The President of the European Bank for Reconstruction and Development (EBRD), Odil Reno-Basso, is confident that more investments will be undertaken by large companies in the world in her interview in the “NEA Weekend”. Emphasizing the “rapidly growing” technological sector in Greece, but also the investment opportunities in renewable sources and the energy sector, the French head of the EBRD stated that the Bank will support such investments, as well as investments aimed at improving the business climate and strengthening private sector involvement. Reno-Basso, who will attend the Delphi Economic Forum April 6-9, also spoke about the effects of the war in Ukraine, saying the EBRD “was the first multilateral development bank to condemn Russia’s invasion.”

How can Europe deal with the new crisis and what role can the EBRD play in helping to do so?

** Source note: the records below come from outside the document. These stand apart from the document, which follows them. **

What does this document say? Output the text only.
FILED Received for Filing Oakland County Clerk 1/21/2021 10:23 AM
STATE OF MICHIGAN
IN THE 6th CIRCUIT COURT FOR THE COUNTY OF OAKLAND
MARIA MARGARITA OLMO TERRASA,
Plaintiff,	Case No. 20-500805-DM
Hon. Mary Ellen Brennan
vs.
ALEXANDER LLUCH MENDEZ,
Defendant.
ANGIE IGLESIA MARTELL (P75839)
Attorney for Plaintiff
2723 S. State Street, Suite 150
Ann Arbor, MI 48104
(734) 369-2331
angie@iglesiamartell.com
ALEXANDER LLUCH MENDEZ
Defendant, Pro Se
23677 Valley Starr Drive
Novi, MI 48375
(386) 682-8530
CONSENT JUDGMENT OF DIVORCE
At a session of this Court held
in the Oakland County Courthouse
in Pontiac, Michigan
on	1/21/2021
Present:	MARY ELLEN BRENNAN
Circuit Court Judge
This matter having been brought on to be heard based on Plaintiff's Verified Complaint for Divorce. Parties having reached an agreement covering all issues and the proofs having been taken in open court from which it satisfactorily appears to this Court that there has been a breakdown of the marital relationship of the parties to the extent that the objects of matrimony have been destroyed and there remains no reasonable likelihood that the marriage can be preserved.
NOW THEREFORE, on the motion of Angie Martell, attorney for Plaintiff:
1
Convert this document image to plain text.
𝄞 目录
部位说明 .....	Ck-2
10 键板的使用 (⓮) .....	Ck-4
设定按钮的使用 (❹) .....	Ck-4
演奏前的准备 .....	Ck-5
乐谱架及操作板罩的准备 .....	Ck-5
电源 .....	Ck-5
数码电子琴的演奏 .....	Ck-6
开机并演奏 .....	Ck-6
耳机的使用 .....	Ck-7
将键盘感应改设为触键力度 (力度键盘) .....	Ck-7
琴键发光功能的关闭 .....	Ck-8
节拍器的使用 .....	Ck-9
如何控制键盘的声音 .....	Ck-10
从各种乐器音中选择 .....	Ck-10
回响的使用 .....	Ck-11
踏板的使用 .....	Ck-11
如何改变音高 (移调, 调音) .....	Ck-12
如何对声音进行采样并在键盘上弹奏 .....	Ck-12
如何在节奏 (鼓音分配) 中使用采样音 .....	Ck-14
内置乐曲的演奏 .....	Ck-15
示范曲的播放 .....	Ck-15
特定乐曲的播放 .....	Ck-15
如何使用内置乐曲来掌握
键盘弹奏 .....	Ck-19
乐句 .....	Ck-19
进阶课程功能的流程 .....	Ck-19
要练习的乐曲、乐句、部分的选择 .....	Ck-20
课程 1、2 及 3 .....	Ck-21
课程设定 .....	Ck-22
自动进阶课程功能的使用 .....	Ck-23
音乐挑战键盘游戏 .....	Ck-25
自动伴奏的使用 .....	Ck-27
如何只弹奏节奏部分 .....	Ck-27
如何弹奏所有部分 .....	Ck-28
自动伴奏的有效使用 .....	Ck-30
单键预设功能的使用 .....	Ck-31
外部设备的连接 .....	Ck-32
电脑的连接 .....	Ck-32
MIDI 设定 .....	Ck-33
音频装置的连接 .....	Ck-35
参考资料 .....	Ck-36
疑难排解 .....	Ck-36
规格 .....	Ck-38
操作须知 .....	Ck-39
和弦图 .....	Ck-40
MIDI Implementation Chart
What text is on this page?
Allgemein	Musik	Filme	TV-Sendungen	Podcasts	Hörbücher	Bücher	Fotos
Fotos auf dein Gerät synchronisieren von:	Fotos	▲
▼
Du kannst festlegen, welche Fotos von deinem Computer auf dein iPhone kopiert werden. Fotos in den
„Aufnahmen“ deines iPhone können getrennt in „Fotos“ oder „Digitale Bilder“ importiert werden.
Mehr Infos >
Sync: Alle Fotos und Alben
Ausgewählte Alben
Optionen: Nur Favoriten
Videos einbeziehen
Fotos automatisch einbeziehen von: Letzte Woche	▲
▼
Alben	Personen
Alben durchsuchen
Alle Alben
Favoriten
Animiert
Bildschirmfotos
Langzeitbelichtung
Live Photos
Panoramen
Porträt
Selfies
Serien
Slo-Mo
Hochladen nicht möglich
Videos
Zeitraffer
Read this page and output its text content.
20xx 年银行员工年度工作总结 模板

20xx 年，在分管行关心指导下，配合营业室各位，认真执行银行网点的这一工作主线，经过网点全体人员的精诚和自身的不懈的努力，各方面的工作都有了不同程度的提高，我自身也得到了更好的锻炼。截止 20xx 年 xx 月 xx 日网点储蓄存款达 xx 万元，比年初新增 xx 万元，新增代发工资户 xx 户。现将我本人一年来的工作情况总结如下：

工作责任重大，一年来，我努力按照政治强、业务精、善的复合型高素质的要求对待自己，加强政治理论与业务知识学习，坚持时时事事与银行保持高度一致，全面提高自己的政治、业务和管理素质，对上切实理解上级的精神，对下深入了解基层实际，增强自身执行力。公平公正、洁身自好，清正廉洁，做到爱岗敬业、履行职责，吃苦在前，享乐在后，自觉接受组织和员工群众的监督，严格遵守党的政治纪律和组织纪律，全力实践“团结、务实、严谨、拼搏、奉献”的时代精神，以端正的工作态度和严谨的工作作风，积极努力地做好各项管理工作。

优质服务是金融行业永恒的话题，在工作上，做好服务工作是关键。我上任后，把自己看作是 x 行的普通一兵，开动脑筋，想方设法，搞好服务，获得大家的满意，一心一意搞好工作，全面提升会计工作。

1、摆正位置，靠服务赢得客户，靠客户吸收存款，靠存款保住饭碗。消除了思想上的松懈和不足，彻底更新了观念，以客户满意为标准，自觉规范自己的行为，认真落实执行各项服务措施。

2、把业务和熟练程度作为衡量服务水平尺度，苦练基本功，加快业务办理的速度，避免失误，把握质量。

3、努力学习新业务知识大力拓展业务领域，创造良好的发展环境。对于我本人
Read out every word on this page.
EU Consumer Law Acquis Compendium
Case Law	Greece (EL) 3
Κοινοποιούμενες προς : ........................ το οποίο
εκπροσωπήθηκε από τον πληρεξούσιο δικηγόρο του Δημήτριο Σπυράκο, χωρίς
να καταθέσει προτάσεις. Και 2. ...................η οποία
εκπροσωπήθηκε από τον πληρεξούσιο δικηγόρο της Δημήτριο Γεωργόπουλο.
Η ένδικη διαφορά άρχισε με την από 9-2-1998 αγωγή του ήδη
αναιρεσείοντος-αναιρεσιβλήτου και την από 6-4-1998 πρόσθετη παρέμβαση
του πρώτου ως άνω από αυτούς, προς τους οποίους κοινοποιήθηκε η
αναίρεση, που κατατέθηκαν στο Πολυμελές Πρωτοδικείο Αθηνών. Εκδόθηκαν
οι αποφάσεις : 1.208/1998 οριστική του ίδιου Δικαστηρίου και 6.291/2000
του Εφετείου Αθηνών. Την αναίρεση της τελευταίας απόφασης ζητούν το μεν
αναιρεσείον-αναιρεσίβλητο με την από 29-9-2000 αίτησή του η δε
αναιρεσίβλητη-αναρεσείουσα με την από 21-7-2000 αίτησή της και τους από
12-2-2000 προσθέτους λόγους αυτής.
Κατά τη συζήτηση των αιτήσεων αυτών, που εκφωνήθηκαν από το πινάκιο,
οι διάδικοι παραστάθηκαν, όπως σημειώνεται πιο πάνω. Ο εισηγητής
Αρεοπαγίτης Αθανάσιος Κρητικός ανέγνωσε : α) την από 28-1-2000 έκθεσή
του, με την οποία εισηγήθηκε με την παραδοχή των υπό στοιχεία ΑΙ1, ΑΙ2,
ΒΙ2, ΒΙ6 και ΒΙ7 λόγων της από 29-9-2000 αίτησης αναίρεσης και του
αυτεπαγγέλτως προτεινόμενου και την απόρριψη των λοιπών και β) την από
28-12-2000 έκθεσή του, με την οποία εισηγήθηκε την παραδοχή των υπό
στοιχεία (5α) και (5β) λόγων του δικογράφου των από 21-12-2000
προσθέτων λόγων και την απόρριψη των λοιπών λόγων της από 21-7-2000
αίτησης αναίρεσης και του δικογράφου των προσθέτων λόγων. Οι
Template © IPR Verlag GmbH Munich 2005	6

The war in Ukraine is a human and geopolitical disaster that strikes at the heart of Europe and undermines the EBRD ‘s core values ​​of peaceful and sustainable economic cooperation. From the beginning, the EBRD took a clear stand and was the first multilateral development bank to condemn Russia’s invasion. It was also proposed to our board of directors that Russia and Belarus be suspended from all access to the Bank’s resources. We know that war has many serious economic consequences for Europe. That is why we have decided to use EBRD know-how to help Ukraine and neighboring countries directly affected by the crisis through a € 2 billion resilience package.

How do you plan to adjust the Bank’s activities, in the short and long term, to deal with this crisis?

The Bank’s first reaction to this crisis lies in the € 2 billion resilience package. It includes measures to secure energy supply, provide assistance to municipalities and refugee management, and provide liquidity to small and medium-sized enterprises. This package is the EBRD’s initial response and we rely on our partners and donors for its rapid growth.

What worries you most in this environment of heightened economic uncertainty, high inflation, skyrocketing energy prices, high commodity prices?

The prospects for the economy of Ukraine and neighboring countries are impossible to predict at present, but in any case it is clear that the ongoing invasion of Ukraine is causing enormous economic damage both in the country and globally, and especially in the poorest countries that will suffer. again the biggest consequences. Disturbance in trade is possible and high energy prices will keep inflation high. Food prices are also expected to rise. The huge influx of refugees will weigh on neighboring countries in the short term, suggesting that labor shortages could make it difficult for any possible resumption of business in the medium term.

Regarding the search for new energy resources from EU countries, and from Greece, what impact do you foresee on green investments and the effort to move away from fossil fuels?

The rise in energy prices since the start of the war is a sign of the high dependence of some European countries on fossil fuels, especially gas, much of which comes from Russia. Since its inception, the EBRD has taken an ambitious approach to environmental issues. This crisis clearly shows how important this approach is. The development of renewable energy sources and energy efficiency plans will not only reduce the carbon footprint, but, strategically, will also help reduce the energy dependence of some countries where the Bank operates.

It has not been long since the approval of the new strategy for Greece. Now that Europe is experiencing a geopolitical and economic shock, how will Greece be affected and how can the EBRD contribute?

Greece is one of our top investment countries and last year was a record year as we invested 838 million euros in 20 projects. Our new strategy for Greece was adopted in 2020 and focuses heavily on private sector development, sustainable energy, infrastructure development and financial sector resilience. Like many other European countries, Greece will be affected by the war in Ukraine. Greece has great potential for renewable energy sources and we see many opportunities in the energy sector. The EBRD supports the Greek government’s plans to get rid of carbon emissions. We will also support investments aimed at improving the business climate, as well as strengthening private sector involvement.

Before the war broke out in Ukraine, investments in Greece by large companies made headlines. Do you think this might stop due to the war and how could Greece attract investment?

We are pleased to see large companies worldwide, such as Pfizer, Volkswagen and Amazon, give a vote of confidence to Greece. This is very promising and a proof of the country’s potential. I am sure that this trend will continue and soon more investments will be made in various fields. Greece has already made significant efforts to reshape its economy and turn the country into an attractive investment destination. The country’s technology sector is growing rapidly. We are proud to have supported some very successful and innovative companies, such as Pollfish, Viva Wallet and Hellas Direct, as well as projects in the fields of energy, infrastructure and tourism, and the great work of Ellinikon.